In the 1990s, the finger heart gesture was called the "Timid V" (소심한 브이) in South Korea. This term was used by South Korean baby boomers and Generation X, but as they ended, the MZ generation began to call it the finger heart in the 2000s. By the 2010s, it had become widely accepted in South Korea, and spread to the rest of the world as a part of the Korean Wave. Before the appearance of finger hearts, it was common to make small hearts with two hands or to make large hearts by raising and curving both arms above the head. Heart gestures using both hands and arms also have been performed worldwide, but finger hearts are also called Korean Finger Hearts because of its association with the rise of South Korean pop culture.

In South Korea, it is a popular symbol among Korean celebrities (namely actors and singers) and their fans, and popularly performed using the thumb and index finger.

Although various instances of finger hearts may be found from before 2010 (namely in K-pop musician G-Dragon's childhood photo), finger hearts are considered to have been first popularized by actress Kim Hye-soo then in the K-pop community by Infinite's Nam Woohyun in 2011.

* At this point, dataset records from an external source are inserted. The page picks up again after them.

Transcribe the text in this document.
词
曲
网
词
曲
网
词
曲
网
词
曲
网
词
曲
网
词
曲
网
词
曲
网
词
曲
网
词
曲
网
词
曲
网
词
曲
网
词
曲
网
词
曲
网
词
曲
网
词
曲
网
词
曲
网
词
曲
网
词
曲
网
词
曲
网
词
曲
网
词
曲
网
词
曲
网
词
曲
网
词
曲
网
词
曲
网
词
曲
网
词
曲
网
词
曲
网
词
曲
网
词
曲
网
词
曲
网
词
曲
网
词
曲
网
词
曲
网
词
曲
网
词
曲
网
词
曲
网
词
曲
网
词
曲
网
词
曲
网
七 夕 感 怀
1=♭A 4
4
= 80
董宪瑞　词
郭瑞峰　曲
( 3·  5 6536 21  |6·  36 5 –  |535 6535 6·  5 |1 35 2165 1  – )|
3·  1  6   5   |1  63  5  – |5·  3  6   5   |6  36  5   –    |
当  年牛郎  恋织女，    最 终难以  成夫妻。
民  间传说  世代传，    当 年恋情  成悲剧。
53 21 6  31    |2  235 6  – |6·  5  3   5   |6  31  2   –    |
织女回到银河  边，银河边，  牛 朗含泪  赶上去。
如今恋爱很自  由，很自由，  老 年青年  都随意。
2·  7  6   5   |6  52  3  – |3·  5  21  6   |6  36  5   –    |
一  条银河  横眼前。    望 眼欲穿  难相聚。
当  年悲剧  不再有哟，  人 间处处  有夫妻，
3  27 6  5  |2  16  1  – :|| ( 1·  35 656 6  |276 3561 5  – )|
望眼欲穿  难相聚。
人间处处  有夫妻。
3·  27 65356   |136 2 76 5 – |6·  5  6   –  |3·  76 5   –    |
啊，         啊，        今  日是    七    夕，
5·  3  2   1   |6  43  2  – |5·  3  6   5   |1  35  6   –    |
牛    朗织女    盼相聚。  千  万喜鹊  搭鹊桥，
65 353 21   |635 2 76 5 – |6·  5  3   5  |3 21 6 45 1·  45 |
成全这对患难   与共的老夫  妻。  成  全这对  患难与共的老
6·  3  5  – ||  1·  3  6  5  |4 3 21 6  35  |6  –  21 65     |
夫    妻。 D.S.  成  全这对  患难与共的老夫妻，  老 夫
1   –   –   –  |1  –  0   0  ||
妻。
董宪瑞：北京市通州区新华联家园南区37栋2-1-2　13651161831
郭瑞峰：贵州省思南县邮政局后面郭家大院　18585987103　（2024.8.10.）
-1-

The thumb and index finger gesture has become popular across Asia due to the popularity of K-pop and Korean dramas. Notable South Korean celebrities – including G-Dragon and PSY – as well as groups including Exo and BTS, have popularized the gesture to a wider international audience.

During the 2018 Winter Olympics in Pyeongchang, The North Face provided gloves with highlighted thumb and index finger sleeves to highlight this symbol.

In 2021 the finger heart was added to Unicode 14.0 and Emoji 14.0 with the codepoint as "Hand with Index Finger and Thumb Crossed".